The model consisting of just average sprint speed and average throwing velocity is more correlated than both sprint speed on its own, and the previous model of sprint speed and max throwing power.
The final model consisting of all three variables is the most correlated to Outs Above Average, and can be used to predict the defensive performance of a player with an average level of confidence
From the rather small sample size of just the 2025 season, along with the final correlation sill being below .5, I would not recommend using this formula to predict real world performance.
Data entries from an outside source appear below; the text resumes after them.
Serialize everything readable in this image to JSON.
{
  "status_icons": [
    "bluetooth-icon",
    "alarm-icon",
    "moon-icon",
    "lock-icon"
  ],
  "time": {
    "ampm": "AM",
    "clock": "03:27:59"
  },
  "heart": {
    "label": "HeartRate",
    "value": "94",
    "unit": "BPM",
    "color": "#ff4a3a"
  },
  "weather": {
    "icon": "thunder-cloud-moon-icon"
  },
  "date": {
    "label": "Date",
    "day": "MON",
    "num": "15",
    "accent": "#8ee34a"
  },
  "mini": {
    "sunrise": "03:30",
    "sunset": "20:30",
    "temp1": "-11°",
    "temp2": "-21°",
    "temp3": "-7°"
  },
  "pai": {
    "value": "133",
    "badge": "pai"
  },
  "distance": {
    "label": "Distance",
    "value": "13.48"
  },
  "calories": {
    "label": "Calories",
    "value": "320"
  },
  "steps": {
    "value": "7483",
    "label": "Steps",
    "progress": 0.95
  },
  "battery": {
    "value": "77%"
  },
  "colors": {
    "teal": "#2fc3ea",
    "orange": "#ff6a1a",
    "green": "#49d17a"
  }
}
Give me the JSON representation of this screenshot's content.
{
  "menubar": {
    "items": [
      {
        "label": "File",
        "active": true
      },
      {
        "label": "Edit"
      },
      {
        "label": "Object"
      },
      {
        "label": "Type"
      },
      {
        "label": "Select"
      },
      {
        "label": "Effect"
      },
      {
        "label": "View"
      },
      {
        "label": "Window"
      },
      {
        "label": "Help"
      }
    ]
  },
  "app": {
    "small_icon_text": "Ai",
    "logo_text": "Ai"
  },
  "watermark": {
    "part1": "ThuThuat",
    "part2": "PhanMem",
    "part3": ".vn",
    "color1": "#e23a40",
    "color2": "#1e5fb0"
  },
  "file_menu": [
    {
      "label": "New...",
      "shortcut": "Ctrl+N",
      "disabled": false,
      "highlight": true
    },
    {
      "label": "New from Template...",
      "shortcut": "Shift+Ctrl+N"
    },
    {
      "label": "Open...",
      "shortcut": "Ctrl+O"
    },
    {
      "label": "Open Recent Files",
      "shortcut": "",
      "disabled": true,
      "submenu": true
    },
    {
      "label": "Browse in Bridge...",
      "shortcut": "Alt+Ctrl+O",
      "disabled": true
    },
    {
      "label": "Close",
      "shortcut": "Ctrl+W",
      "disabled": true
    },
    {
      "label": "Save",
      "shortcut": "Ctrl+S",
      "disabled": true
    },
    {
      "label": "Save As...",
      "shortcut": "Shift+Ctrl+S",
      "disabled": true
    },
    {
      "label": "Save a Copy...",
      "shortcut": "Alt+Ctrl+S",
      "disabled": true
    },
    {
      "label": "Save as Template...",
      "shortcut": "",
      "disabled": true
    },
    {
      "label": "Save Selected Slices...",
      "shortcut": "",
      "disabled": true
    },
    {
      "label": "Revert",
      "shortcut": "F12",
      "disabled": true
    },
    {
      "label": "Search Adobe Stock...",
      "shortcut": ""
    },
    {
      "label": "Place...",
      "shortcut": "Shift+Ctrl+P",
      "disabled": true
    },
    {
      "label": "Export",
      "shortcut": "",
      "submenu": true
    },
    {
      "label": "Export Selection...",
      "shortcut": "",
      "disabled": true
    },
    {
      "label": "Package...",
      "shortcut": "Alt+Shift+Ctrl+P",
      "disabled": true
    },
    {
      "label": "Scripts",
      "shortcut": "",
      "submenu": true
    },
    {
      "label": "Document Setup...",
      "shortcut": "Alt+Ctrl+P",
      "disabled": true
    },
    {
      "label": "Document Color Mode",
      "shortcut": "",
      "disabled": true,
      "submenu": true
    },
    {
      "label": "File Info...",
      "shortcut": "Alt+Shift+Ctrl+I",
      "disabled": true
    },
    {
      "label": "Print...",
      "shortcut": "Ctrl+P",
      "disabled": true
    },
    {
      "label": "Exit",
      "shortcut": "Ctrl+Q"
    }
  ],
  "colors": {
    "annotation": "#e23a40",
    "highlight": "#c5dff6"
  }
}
However, I do believe this can be used as a basic grounds for positional assignment when choosing a starting shortstop. If you have two short stops fighting for the starting job, the one that posseses a more consistently strong arm, along with more consistent speed is more than likely going to be the better fielder in the long run.